In [1]:
import numpy as np
import numpy.linalg as la
import matplotlib.pyplot as plt
from sklearn.svm import SVC
import pandas as pd
from sklearn.metrics import accuracy_score

# Part 1: Kernel functions

Implement the function `poly_kernel` that defines the polynomial kernel with form $$k(x_1, x_2) = (1+x_1 \cdot x_2)^p,$$ where $p$ is the degree of the polynomial. Notice we are taking the dot product between two training samples, and that when $p=1$, we have the linear kernel.

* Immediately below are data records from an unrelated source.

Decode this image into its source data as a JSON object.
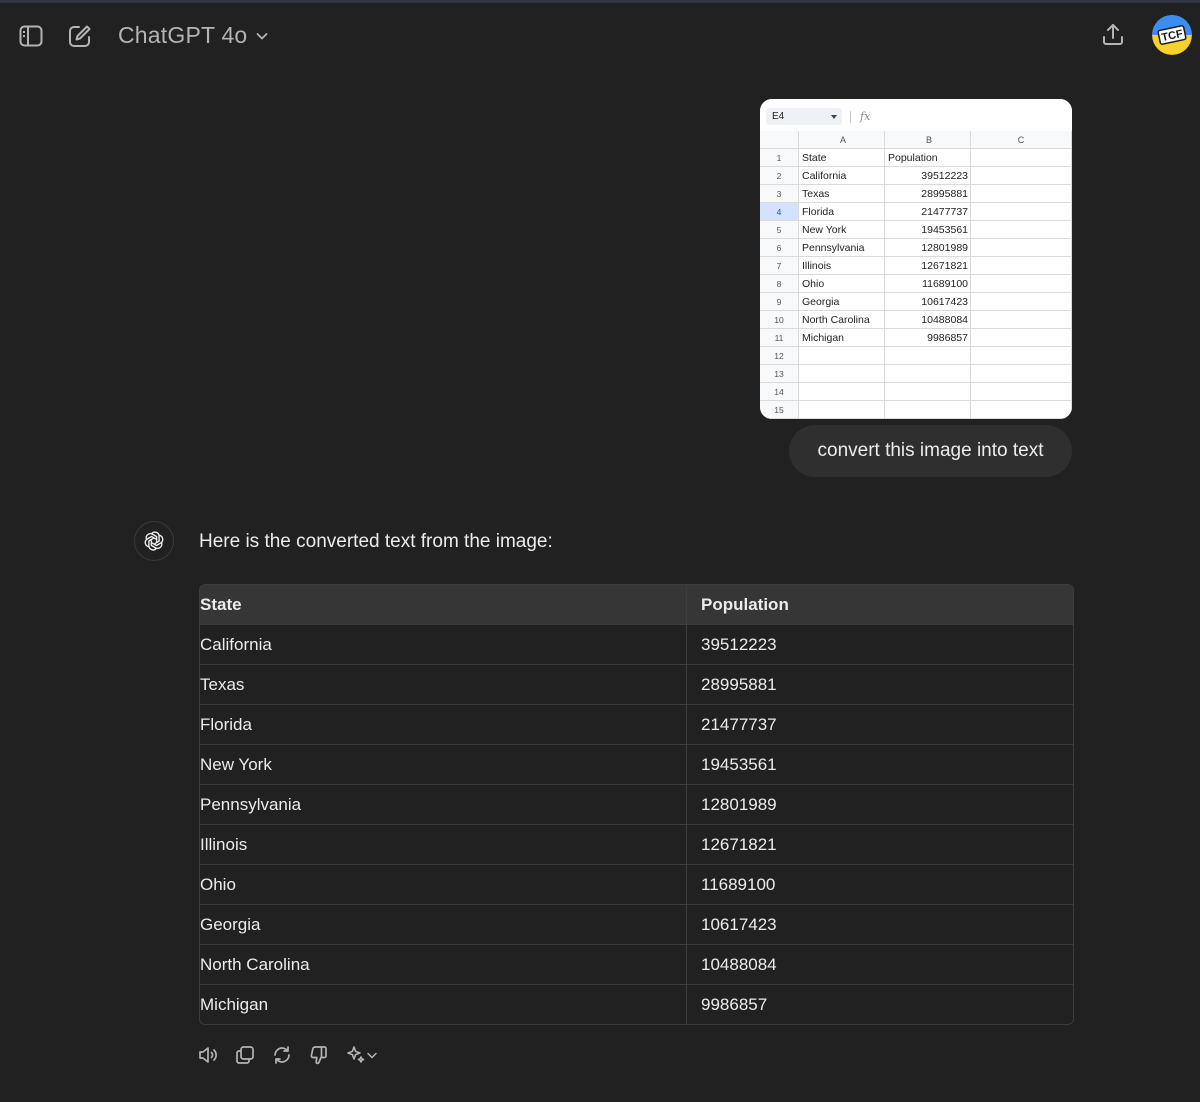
{
  "header": {
    "model_name": "ChatGPT 4o",
    "icons": {
      "sidebar": "sidebar-toggle-icon",
      "new_chat": "new-chat-icon",
      "share": "share-icon",
      "model_dropdown": "chevron-down-icon"
    },
    "avatar_text": "TCF"
  },
  "user_message": {
    "text": "convert this image into text",
    "image": {
      "name_box": "E4",
      "formula_icon": "fx",
      "column_headers": [
        "A",
        "B",
        "C"
      ],
      "rows": [
        {
          "n": "1",
          "a": "State",
          "b": "Population"
        },
        {
          "n": "2",
          "a": "California",
          "b": "39512223"
        },
        {
          "n": "3",
          "a": "Texas",
          "b": "28995881"
        },
        {
          "n": "4",
          "a": "Florida",
          "b": "21477737"
        },
        {
          "n": "5",
          "a": "New York",
          "b": "19453561"
        },
        {
          "n": "6",
          "a": "Pennsylvania",
          "b": "12801989"
        },
        {
          "n": "7",
          "a": "Illinois",
          "b": "12671821"
        },
        {
          "n": "8",
          "a": "Ohio",
          "b": "11689100"
        },
        {
          "n": "9",
          "a": "Georgia",
          "b": "10617423"
        },
        {
          "n": "10",
          "a": "North Carolina",
          "b": "10488084"
        },
        {
          "n": "11",
          "a": "Michigan",
          "b": "9986857"
        },
        {
          "n": "12",
          "a": "",
          "b": ""
        },
        {
          "n": "13",
          "a": "",
          "b": ""
        },
        {
          "n": "14",
          "a": "",
          "b": ""
        },
        {
          "n": "15",
          "a": "",
          "b": ""
        }
      ]
    }
  },
  "assistant_message": {
    "intro": "Here is the converted text from the image:",
    "table": {
      "headers": [
        "State",
        "Population"
      ],
      "rows": [
        [
          "California",
          "39512223"
        ],
        [
          "Texas",
          "28995881"
        ],
        [
          "Florida",
          "21477737"
        ],
        [
          "New York",
          "19453561"
        ],
        [
          "Pennsylvania",
          "12801989"
        ],
        [
          "Illinois",
          "12671821"
        ],
        [
          "Ohio",
          "11689100"
        ],
        [
          "Georgia",
          "10617423"
        ],
        [
          "North Carolina",
          "10488084"
        ],
        [
          "Michigan",
          "9986857"
        ]
      ]
    },
    "actions": [
      "read-aloud-icon",
      "copy-icon",
      "regenerate-icon",
      "thumbs-down-icon",
      "sparkle-icon",
      "chevron-down-icon"
    ]
  },
  "colors": {
    "background": "#212121",
    "user_bubble": "#2f2f2f",
    "table_header": "#363636",
    "border": "#3d3d3d",
    "text": "#ececec"
  }
}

*Hint:* you may find `np.sum` or `np.power` function helpful

In [8]:
#grade

def poly_kernel(x1, x2, degree):
    # x1, x2 feature vectors with shape (d,)
    # implement the polynomial kernel function given the degree

    ### START YOUR CODE ###
    #print((1 + np.inner(x1, x2))**degree)
    return (1 +np.inner(x1, x2))**degree
    
    ### END CODE ###

Implement the function `rbf_kernel` that defines the RBF (Gaussian) kernel given parameter $\sigma$ with form $$k(x_1, x_2) = \exp(-\frac{\lVert x_1-x_2 \rVert^2}{2 \sigma^2}).$$
*Hint:* you may find `np.exp` or `la.norm` function helpful

In [20]:
#grade

def rbf_kernel(x1, x2, sigma):
    # x1, x2 feature vectors with shape (d,)
    # implement the rbf (Gaussian) kernel function given sigma

    ### START YOUR CODE ###
    return np.exp( -la.norm(x1 - x2)**2 / ( 2* (sigma**2) ) )

    
    ### END CODE ###

In [21]:
#SAMPLE TEST CASE
x1 = np.array([1, 2, 3])
x2 = np.array([3, 4, 5])
assert poly_kernel(x1, x2, 1) == 27
assert poly_kernel(x1, x2, 2) == 729
assert rbf_kernel(x1, x2, 1).round(4) == 0.0025
assert rbf_kernel(x1, x2, 2).round(4) == 0.2231

# Part 2: Gram matrix

Implement the function `Gram`, that creates the Gram matrix for a given kernel function. The two functions provided below (`poly` and `rbf`) each return their corresponding kernel function given the polynomial degree or coefficient $\sigma$. The `Gram` function takes as input such a function `kernel`, that is already initialized with either a degree (in the polynomial case) or $\sigma$ (in the Gaussian case). In particular, `kernel` behaves as the functions you implemented above without the coefficient parameters (i.e., they directly follow the given mathematical definitions, and only take 2 training samples as input and return a scalar).

In [22]:
def poly(degree):
    return lambda x1, x2: poly_kernel(x1, x2, degree)

In [23]:
def rbf(sigma):
    return lambda x1, x2: rbf_kernel(x1, x2, sigma)

In [37]:
#grade

def Gram(x_train, kernel):
  # x_train: 2d array with shape (n, d)
  # kernel: The kernel function
    n, d = x_train.shape
  # implement the Gram matrix given the training set and a kernel function
    G = np.empty((n,n))
  ### START YOUR CODE ###
    for i in range(n):
        
        for j in range(n):
            
            G[i][j] = kernel(x_train[i,:], x_train[j,:])
            
    return G

  ### END CODE ###

In [38]:
#SAMPLE TEST CASE
x_train = np.array([[1, 2, 3], [3, 4, 5], [3, 0, 2], [4, 1, 2]])
k_poly = poly(2)
k_rbf = rbf(2)

print(Gram(x_train, k_poly).round(2))
assert np.array_equal(Gram(x_train, k_poly).round(2), np.array([[ 225.,  729.,  100.,  169.],
                                                      [ 729., 2601.,  400.,  729.],
                                                      [ 100.,  400.,  196.,  289.],
                                                      [ 169.,  729.,  289.,  484.]]).round(2))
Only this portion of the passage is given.